Half of St. Mungo's is mad at the start, and the deaf white walls, staring unremittingly, are enough to madden the other half, rumor tells. Mungo's is made, the clean white Ministry doctors boast, solely for the care for the dying and hopeless cases, but they don't mention how the one daily routine is not a temperature check, or therapy, or a nice cool cup of juice, but the sweep to clear away all those who had died the day before and yell at the other doctors, all the while unsure what exactly this is he's saying to her, or she's saying to him, and too tired to care.
Of course, occasionally a little girl with an obscure ailment will enter the doors, or a plaintive old woman will tell in a bird-like voice that she's not sure just what's wrong, but it's too creaky and there's got to be something wrong, hasn't there? And we smile at Life because we're too far separated from it, and cry when it goes away, squashed by all of the Emptiness and Death.
Yes, we need more plaintive women and crying children, but they don't come in large numbers here and they never last. Just yesterday we had a woman, blonde hair all in her face and tears making her look like a drowned bird, and the doctors were murmuring to each other, "Attempted suicide...send her somewhere else...no, no, she'll be fine..."
I miss the drowning bird who almost shared this room, because she had a fire about her, an awareness of life that evades the rest of us.
Of course, that's why she's not here.
The doctor was talking to that woman's husband..."I know she attempted suicide...yes, quite aware...but this is for the utterly hopeless...empty shells, you know..." While other doctors nodded, not caring what they were nodding to.
Well, they're half right about me. I'm empty as far as the rest of the world is concerned, and isn't that all that matters? It's not as if it could matter if I could hear and think if I can't reply, if I can't express myself at all.
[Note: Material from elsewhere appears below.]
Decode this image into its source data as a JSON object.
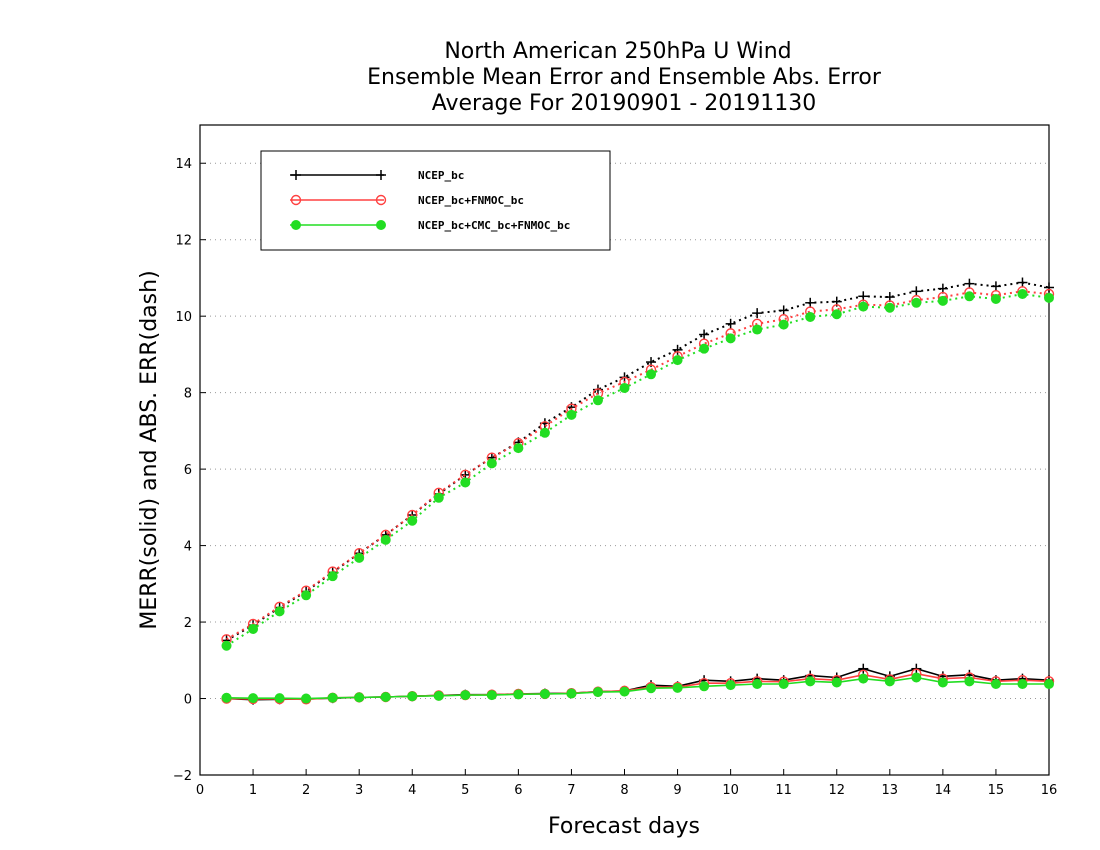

I've gotten used to it.
It's lonely, lonely, but we are powerless...we are hopeless...
A boy is being taken in and he hasn't got the life I'm craving. Maybe he'll stay longer.
"Neville Longbottom..." a doctor is saying in a blurred tone that at first I can't quite understand.
"Most curious case..." and I think perhaps one of the doctors is raising his eyes above the cup of coffee at these words, maybe excited by the prospect of research that can get him away from the hellish despair in here, "...yes, very curious...you know, he is the only man who has ever spoken anything, ever been anything, after receiving a Kiss...hmm?...I don't know why Voldemort...doesn't matter...oh, well what he said...not important...honestly...what does it...oh but he said, 'Mommy. Daddy. Nice to meet you at last,' like I said, no importance...yes, yes..."
The words, bearing down on me...my son, my son...the Dementor's Kiss...Neville...he loved me, he loved the empty shell I am at last, and I can't take all this love, it's too much at once...Neville, I try to gasp out, try to release some of all this...but the hope and understanding is more than I can stand...a white coat flashes at me, glimmers as it catches some artificial light and the doctor shouts to his colleague the last words I ever hear: "Dr. Smith, a death in room 8B...Patient 35234, Frank Longbottom," in a beautifully sterile voice.